Fields of Fire is the third album by Corey Hart, released in 1986. CRIA-certified Double Platinum on December 4, 1986, the album generated five charted singles: "I Am By Your Side" (CAN #12 on November 1, 1986; US #18 on Nov 15, 1986), "Can't Help Falling In Love" (CAN #1 on Jan 31, 1987; US #24 on Feb 21, 1987), "Dancing With My Mirror" (CAN #33 on Apr 18, 1987; US #88 on Apr 4, 1987), "Take My Heart" (CAN #58 on July 4, 1987). A fifth single, "Angry Young Man", was released in the European market, in September 1986.

Extracted from the album, Hart's version of the 1961 Elvis Presley hit, "Cant Help Falling In Love", became his third chart-topper in Canada.
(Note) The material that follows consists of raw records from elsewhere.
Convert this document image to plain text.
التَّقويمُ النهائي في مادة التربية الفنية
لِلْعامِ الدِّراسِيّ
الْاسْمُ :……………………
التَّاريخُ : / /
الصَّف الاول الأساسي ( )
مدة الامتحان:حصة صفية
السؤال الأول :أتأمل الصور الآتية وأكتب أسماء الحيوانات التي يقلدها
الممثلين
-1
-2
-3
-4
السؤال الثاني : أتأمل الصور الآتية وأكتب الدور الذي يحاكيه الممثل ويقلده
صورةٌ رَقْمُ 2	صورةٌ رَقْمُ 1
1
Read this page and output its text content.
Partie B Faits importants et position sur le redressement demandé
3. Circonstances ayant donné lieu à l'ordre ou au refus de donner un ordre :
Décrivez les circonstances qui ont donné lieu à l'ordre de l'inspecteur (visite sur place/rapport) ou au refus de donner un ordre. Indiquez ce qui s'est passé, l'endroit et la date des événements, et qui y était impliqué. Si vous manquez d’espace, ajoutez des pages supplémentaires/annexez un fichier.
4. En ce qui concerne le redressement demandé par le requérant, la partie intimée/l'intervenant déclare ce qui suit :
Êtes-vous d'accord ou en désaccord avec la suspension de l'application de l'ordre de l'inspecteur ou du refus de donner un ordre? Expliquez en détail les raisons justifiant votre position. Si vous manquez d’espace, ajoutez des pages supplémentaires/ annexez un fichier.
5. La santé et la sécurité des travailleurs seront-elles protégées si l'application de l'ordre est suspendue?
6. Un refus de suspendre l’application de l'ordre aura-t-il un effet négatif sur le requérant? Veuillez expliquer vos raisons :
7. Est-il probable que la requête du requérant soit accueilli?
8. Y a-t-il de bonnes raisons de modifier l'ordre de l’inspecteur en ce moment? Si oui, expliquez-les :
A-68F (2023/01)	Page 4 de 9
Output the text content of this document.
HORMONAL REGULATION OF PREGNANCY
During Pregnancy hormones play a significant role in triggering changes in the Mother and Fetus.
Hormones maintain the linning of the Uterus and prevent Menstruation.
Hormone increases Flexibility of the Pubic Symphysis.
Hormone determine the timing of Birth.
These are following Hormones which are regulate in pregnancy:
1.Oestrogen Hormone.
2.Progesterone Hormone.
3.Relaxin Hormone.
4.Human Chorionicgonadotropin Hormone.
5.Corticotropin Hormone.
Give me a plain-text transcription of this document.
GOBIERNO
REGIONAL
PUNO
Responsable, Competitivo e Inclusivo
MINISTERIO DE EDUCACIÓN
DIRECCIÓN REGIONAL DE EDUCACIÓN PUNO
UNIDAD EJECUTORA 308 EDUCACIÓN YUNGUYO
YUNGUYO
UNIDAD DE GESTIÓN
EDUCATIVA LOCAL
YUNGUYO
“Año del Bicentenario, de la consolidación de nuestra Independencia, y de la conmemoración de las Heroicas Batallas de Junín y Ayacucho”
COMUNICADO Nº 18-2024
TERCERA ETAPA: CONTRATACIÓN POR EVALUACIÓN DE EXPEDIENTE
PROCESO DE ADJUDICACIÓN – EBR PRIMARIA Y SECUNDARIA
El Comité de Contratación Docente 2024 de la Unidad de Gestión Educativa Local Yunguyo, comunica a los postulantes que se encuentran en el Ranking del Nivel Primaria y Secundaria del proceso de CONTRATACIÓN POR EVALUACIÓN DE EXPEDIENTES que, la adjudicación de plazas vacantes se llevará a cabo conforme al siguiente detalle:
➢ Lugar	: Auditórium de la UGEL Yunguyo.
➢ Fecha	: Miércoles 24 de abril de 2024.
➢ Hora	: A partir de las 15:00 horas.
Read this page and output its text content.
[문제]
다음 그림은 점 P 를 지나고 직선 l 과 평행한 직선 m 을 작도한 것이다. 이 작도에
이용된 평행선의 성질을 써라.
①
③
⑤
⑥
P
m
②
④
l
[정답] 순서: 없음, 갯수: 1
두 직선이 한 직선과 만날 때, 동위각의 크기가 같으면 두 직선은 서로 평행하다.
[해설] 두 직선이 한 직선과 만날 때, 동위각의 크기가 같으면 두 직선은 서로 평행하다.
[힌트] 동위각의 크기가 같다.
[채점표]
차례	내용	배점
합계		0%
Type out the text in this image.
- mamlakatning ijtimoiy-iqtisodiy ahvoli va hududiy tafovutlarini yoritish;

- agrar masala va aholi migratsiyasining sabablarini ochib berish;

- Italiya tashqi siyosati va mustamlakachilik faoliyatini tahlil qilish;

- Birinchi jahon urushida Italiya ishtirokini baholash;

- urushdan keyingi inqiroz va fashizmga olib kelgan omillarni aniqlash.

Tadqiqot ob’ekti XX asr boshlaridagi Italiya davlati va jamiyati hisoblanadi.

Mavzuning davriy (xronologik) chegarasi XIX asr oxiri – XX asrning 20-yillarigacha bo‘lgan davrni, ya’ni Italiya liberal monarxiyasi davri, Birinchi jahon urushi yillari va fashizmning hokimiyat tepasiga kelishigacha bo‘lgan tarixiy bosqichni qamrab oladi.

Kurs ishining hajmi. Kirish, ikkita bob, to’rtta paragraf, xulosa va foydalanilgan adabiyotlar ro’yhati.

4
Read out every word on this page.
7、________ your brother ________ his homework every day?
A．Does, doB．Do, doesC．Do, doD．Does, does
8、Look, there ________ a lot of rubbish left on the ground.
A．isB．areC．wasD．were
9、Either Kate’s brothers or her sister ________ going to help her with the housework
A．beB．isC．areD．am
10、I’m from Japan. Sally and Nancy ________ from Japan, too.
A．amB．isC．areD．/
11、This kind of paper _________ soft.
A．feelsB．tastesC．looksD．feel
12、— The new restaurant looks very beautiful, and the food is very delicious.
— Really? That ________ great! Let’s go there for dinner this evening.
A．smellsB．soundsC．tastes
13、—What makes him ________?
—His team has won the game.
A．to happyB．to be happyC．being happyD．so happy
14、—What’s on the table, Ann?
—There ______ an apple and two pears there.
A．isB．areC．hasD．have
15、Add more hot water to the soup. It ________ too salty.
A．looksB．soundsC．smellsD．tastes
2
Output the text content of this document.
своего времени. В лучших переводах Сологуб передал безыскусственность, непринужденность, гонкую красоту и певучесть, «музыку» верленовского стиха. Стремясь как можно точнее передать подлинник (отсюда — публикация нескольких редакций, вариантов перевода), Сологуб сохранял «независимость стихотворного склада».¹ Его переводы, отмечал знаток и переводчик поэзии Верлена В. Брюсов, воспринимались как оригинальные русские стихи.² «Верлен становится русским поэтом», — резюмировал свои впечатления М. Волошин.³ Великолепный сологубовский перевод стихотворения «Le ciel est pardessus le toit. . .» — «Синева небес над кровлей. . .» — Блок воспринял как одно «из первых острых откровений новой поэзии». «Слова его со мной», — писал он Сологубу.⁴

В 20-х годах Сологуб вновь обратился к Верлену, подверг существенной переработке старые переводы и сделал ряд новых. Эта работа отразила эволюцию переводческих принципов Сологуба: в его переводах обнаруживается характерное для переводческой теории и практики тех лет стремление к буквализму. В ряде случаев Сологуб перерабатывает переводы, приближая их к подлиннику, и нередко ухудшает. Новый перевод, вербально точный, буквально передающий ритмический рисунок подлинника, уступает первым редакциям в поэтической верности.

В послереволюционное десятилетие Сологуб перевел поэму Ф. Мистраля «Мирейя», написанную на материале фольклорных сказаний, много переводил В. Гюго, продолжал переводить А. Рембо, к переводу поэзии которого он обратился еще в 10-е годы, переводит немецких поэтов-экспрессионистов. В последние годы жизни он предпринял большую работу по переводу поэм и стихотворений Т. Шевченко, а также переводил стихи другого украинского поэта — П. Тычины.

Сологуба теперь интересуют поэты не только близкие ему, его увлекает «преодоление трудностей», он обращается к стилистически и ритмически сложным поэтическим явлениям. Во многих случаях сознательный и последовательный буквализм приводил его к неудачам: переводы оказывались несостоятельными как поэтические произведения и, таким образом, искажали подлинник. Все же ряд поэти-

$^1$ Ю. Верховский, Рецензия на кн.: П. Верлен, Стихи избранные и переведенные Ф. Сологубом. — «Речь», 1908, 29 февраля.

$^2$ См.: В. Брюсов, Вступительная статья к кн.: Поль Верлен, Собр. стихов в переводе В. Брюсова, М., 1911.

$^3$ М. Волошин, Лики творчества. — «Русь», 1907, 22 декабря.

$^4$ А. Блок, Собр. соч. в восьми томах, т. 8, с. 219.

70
In the US, 'Fields of Fire' peaked at #55 on the Billboard 200 chart, on November 15, 1986.

==Track listing==

| No. | Title | Length |
|---|---|---|
| 1. | "I Am by Your Side" | 4:35 |
| 2. | "Dancin' with My Mirror" | 4:16 |
| 3. | "Take My Heart" | 4:21 |
| 4. | "Angry Young Man" | 3:43 |
| 5. | "Goin' Home" | 5:18 |
| 6. | "Can't Help Falling in Love" (Weiss, Perretti, Creatore) | 3:24 |
| 7. | "Broken Arrow" | 5:42 |
| 8. | "Political Cry" | 4:04 |
| 9. | "Is It Too Late?" | 4:35 |
| 10. | "Jimmy Rae" | 5:30 |
| 11. | "Blind Faith" | 5:59 |

== Personnel ==
- Corey Hart – lead and backing vocals, keyboards
- Gary Breit – keyboards, backing vocals (5)
- Jon Carin – E-mu Emulator II programming, E-mu SP-12 drum programming
- Ritchie Close – E-mu Emulator II programming (6)
- Michael Hehir – lead and rhythm guitars, sitar (3)
- Russell Boswell – bass
- Bruce Moffat – drums
- Frank Opolko – tambourine (10)
- Andy Hamilton – saxophones

== Production ==
- Corey Hart – producer
- Phil Chapman – producer, engineer
- Richie Cannata – co-producer (4, 9, 10)
- Andy MacPherson – additional engineer (6)
- Bob Ludwig – mastering
- Erika Gagnon – design, photography
- Guido Harari – additional photography
- Bruce Brault – management
- Bob Ramaglia – management

Studios
- Recorded and Mixed at Revolution Studios (Cheshire, UK) and Le Studio (Morin-Heights, Québec, Canada).
- Mastered at Masterdisk (New York, NY, USA).